L'affaire de corruption dans les ports iraniens est redevenue un sujet de controverse au Parlement. Selon le site web Didban Iran, lors de la session parlementaire virtuelle du mardi 1er septembre, les députés ont examiné un rapport de la Commission parlementaire du génie civil concernant une demande d'enquête et d'audit sur les performances de l'Organisation des ports et des affaires maritimes. La demande a été approuvée par 152 voix pour, 27 contre et 8 abstentions, sur 245 membres présents.
Le député Moslem Salehi a signalé des irrégularités financières dans certains ports du pays. Il a indiqué qu'à certains moments, plus de 1 000 milliards de rials avaient été retirés des comptes financiers. M. Salehi a également évoqué des faiblesses dans les contrôles internes et des lacunes réglementaires. Il a appelé à un examen approfondi des processus financiers et du système monétaire de l'Organisation des ports et des affaires maritimes.
Cependant, les documents publiés soulèvent des questions plus graves.

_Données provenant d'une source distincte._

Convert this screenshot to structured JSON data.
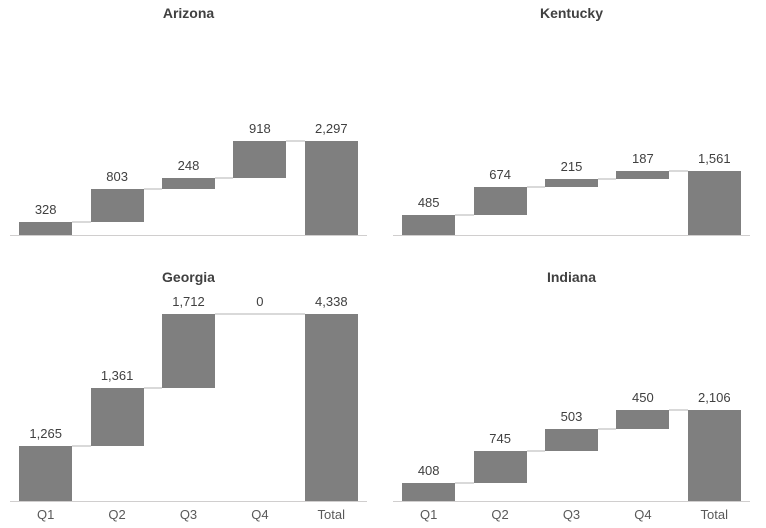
{
  "styles": {
    "background": "#ffffff",
    "bar_color": "#7f7f7f",
    "connector_color": "#d9d9d9",
    "axis_line_color": "#d0cece",
    "title_color": "#404040",
    "data_label_color": "#404040",
    "axis_label_color": "#595959"
  },
  "chart_data": [
    {
      "type": "waterfall",
      "title": "Arizona",
      "categories": [
        "Q1",
        "Q2",
        "Q3",
        "Q4",
        "Total"
      ],
      "values": [
        328,
        803,
        248,
        918
      ],
      "total": 2297,
      "data_labels": [
        "328",
        "803",
        "248",
        "918",
        "2,297"
      ],
      "x_axis_visible": false,
      "ylim": [
        0,
        5000
      ],
      "grid": false,
      "legend": false
    },
    {
      "type": "waterfall",
      "title": "Kentucky",
      "categories": [
        "Q1",
        "Q2",
        "Q3",
        "Q4",
        "Total"
      ],
      "values": [
        485,
        674,
        215,
        187
      ],
      "total": 1561,
      "data_labels": [
        "485",
        "674",
        "215",
        "187",
        "1,561"
      ],
      "x_axis_visible": false,
      "ylim": [
        0,
        5000
      ],
      "grid": false,
      "legend": false
    },
    {
      "type": "waterfall",
      "title": "Georgia",
      "categories": [
        "Q1",
        "Q2",
        "Q3",
        "Q4",
        "Total"
      ],
      "values": [
        1265,
        1361,
        1712,
        0
      ],
      "total": 4338,
      "data_labels": [
        "1,265",
        "1,361",
        "1,712",
        "0",
        "4,338"
      ],
      "x_axis_visible": true,
      "ylim": [
        0,
        5000
      ],
      "grid": false,
      "legend": false
    },
    {
      "type": "waterfall",
      "title": "Indiana",
      "categories": [
        "Q1",
        "Q2",
        "Q3",
        "Q4",
        "Total"
      ],
      "values": [
        408,
        745,
        503,
        450
      ],
      "total": 2106,
      "data_labels": [
        "408",
        "745",
        "503",
        "450",
        "2,106"
      ],
      "x_axis_visible": true,
      "ylim": [
        0,
        5000
      ],
      "grid": false,
      "legend": false
    }
  ]
}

Un rapport d'audit fait état d'un détournement de fonds de 1 080 milliards de rials au port Imam Khomeini. Ce même rapport souligne également la faiblesse du contrôle des opérations de paiement bancaire.
Recettes en devises étrangères et questions relatives aux flux monétaires
L'Organisation des ports et des affaires maritimes perçoit des recettes et des redevances liées aux activités des navires étrangers. Une partie de ces recettes est versée en devises étrangères. De ce fait, le contrôle des flux financiers des ports s'avère d'autant plus crucial. Salehi a plaidé pour une transparence totale quant à la gestion, au transfert et au règlement des recettes en devises. Il a également insisté sur le respect de la réglementation des changes de la Banque centrale. Dans ce contexte, la question centrale est sans équivoque.
Un rapport d'audit a recensé environ 12 958 milliards de rials de créances commerciales et autres dettes en cours. Une part importante de ces créances était due par diverses entreprises. Le rapport indiquait également qu'une partie de ces créances ne bénéficiait d'aucune garantie valable.
Les terrains de 2 400 hectares : un autre volet de l'affaire de corruption portuaire
L'affaire de corruption dans les ports ne se limite pas aux comptes bancaires. Les terrains portuaires font également l'objet d'une enquête et d'un audit approfondis. L'un des dossiers examinés concerne les 2 400 hectares de terrain du port de Rajaei. Salehi s'interroge sur les modalités d'attribution et de gestion de ces terrains. Il convient également d'examiner les qualifications des investisseurs et le respect de leurs engagements. Mais le rapport d'audit soulève un point encore plus important.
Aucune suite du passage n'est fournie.